Analyses of snake venoms have identified a family of proteases characteristic of disintegrin metalloproteases
(ADAMs) with the capability to cleave transmembrane molecules. Our previous work supported by this grant
has focused on a unique member of this family, ADAM15, with respect to its molecular structure and function in
regulating endothelial barrier property. We reported ADAM15 upregulation in the lungs and vascular tissues
during inflammation, where it increases endothelial permeability and promotes leukocyte migration via Src-
dependent signaling transduced by its cytoplasmic domain. In this renewal application, we plan to bring our
investigation on ADAM15 to the next level by examining its novel molecular targets with high translational
values and therapeutic potential.
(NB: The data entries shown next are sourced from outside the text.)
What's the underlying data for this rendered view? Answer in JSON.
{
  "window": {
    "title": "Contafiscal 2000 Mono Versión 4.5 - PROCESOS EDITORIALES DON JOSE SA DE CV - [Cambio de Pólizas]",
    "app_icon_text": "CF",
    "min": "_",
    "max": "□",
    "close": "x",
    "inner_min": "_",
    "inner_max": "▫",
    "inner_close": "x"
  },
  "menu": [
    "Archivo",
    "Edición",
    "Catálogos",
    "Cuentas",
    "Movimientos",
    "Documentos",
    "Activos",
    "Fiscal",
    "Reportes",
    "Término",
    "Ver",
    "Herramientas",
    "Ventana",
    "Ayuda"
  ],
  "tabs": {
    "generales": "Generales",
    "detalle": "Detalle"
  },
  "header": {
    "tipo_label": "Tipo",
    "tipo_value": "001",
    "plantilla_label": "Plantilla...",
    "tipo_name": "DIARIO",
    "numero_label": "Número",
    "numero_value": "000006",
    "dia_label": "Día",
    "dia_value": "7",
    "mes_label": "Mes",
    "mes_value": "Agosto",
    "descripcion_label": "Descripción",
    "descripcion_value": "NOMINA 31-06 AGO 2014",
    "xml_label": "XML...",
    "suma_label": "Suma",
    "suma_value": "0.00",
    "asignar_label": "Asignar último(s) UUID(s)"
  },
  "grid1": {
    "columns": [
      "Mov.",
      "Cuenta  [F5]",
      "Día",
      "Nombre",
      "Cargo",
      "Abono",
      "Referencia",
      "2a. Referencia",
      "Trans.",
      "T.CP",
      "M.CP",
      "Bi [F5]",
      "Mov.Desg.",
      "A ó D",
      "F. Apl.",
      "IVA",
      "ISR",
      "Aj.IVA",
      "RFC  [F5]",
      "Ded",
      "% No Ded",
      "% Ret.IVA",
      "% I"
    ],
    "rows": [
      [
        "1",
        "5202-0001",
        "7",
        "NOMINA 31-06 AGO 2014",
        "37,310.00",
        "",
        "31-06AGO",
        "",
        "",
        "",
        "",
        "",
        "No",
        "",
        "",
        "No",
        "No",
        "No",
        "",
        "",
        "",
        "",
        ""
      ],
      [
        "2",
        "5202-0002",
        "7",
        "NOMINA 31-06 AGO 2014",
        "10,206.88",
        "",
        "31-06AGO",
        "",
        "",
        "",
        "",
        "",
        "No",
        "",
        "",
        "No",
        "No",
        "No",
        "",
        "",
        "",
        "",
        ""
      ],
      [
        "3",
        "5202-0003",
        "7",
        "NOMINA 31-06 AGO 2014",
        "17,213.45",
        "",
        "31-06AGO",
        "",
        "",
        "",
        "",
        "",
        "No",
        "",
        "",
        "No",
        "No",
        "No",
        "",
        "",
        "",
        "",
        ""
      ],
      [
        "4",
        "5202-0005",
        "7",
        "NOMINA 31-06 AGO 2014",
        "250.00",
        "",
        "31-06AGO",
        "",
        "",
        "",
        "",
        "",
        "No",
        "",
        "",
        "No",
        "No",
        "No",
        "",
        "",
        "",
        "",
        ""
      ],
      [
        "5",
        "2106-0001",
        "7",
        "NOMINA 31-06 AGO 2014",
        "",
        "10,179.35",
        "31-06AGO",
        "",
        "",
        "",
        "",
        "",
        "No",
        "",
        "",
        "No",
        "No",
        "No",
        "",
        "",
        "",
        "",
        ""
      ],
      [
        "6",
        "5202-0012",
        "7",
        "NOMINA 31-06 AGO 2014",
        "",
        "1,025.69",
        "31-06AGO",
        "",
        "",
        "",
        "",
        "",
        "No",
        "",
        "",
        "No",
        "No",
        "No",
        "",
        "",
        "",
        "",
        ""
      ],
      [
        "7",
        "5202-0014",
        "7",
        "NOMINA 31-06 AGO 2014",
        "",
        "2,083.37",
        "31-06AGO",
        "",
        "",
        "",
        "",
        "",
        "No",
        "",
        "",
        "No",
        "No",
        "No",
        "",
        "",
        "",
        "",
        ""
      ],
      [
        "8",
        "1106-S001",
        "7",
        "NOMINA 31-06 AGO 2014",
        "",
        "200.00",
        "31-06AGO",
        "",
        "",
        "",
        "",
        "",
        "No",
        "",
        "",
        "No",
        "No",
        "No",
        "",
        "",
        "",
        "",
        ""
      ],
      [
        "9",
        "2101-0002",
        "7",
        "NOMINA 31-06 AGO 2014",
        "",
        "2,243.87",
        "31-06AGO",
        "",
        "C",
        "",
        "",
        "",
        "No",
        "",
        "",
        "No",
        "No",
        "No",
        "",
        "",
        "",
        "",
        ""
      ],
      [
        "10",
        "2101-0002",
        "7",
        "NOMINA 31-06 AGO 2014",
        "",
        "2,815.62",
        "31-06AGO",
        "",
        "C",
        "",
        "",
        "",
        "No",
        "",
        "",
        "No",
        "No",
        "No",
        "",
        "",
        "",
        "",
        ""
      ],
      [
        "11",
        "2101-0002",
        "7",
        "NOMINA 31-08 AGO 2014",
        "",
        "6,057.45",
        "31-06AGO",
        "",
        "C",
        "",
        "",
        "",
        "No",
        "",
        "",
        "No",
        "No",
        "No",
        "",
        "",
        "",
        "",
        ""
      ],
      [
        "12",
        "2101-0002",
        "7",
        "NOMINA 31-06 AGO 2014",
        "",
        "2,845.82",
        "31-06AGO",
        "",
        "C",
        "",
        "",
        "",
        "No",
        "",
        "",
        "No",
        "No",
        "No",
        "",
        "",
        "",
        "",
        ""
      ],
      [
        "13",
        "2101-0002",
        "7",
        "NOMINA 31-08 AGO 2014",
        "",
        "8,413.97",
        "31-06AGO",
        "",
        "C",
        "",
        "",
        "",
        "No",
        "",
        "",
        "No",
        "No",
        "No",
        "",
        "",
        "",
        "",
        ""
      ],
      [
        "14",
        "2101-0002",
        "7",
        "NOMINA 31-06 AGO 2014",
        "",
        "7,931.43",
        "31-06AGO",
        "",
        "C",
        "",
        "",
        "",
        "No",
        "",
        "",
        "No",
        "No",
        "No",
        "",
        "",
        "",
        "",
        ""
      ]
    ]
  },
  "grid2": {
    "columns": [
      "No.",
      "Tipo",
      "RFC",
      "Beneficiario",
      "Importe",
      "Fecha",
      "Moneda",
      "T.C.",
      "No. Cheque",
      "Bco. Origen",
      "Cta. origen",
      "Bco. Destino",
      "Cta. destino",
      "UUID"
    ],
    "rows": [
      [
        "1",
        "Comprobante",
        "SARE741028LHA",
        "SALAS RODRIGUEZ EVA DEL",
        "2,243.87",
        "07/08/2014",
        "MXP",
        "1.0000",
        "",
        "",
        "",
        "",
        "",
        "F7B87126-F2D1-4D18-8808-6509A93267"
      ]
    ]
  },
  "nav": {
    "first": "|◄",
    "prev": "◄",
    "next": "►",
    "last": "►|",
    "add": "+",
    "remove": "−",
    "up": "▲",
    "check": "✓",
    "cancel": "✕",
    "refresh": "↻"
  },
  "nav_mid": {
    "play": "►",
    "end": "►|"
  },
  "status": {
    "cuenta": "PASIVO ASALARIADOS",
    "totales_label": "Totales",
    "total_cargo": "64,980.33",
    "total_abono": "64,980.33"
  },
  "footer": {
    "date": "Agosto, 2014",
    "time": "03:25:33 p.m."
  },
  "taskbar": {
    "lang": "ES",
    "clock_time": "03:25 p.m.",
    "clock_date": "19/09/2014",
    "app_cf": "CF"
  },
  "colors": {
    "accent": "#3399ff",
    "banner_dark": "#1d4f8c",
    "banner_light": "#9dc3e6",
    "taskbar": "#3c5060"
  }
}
The studies will focus on endothelial glycocalyx, a barrier protective structure
composed of glycosaminoglycan chains linked to transmembrane proteoglycans and glycoproteins, which are
shed into the circulation following injury or major surgery. The central pathway to be tested is that during septic
injury, ADAM15 cleaves these transmembrane molecules leading to glycocalyx degradation. The exposure of
endothelium to circulating cells and agents, along with shedding products acting as hyperpermeability factors,
promotes plasma leakage and leukocyte diapedesis. Three specific aims are proposed: 1) to characterize
ADAM-induced glycocalyx injury during sepsis; 2) to elucidate the molecular mechanisms by which ADAM
causes glycocalyx degradation; and 3) to test the therapeutic potential of targeting the ADAM-glycocalyx
pathway for treating sepsis. We will employ complementary approaches that integrate physiological responses
and molecular reactions at organ, tissue, and cell levels. Innovative experimental models and therapies will be
tested. A unique design is the characterization of lung pathophysiology under clinically relevant conditions,
taking advantage of the available intact viable human organs provided by a federally certified organ
procurement organization. Data derived from the proposed work will provide new mechanistic insights into the
molecular pathogenesis of sepsis. The study will also assist in the identification and development of novel
therapeutic targets for treating vascular inflammatory injury associated with infection, trauma or major surgery.

## Key facts

- **NIH application ID:** 9908099
- **Project number:** 5R01GM097270-09
- **Recipient organization:** UNIVERSITY OF SOUTH FLORIDA
- **Principal Investigator:** Sarah Y Yuan
- **Activity code:** R01 (R01, R21, SBIR, etc.)
- **Funding institute:** NIH
- **Fiscal year:** 2020
- **Award amount:** $284,050
- **Award type:** 5
- **Project period:** 2011-09-01 → 2023-04-30

## Primary source

NIH RePORTER: https://reporter.nih.gov/project-details/9908099

## Citation

> US National Institutes of Health, RePORTER application 9908099, Disintegrin Metalloprotease and Endothelial Dysfunction in Sepsis (5R01GM097270-09). Retrieved via AI Analytics 2026-05-21 from https://api.ai-analytics.org/grant/nih/9908099. Licensed CC0.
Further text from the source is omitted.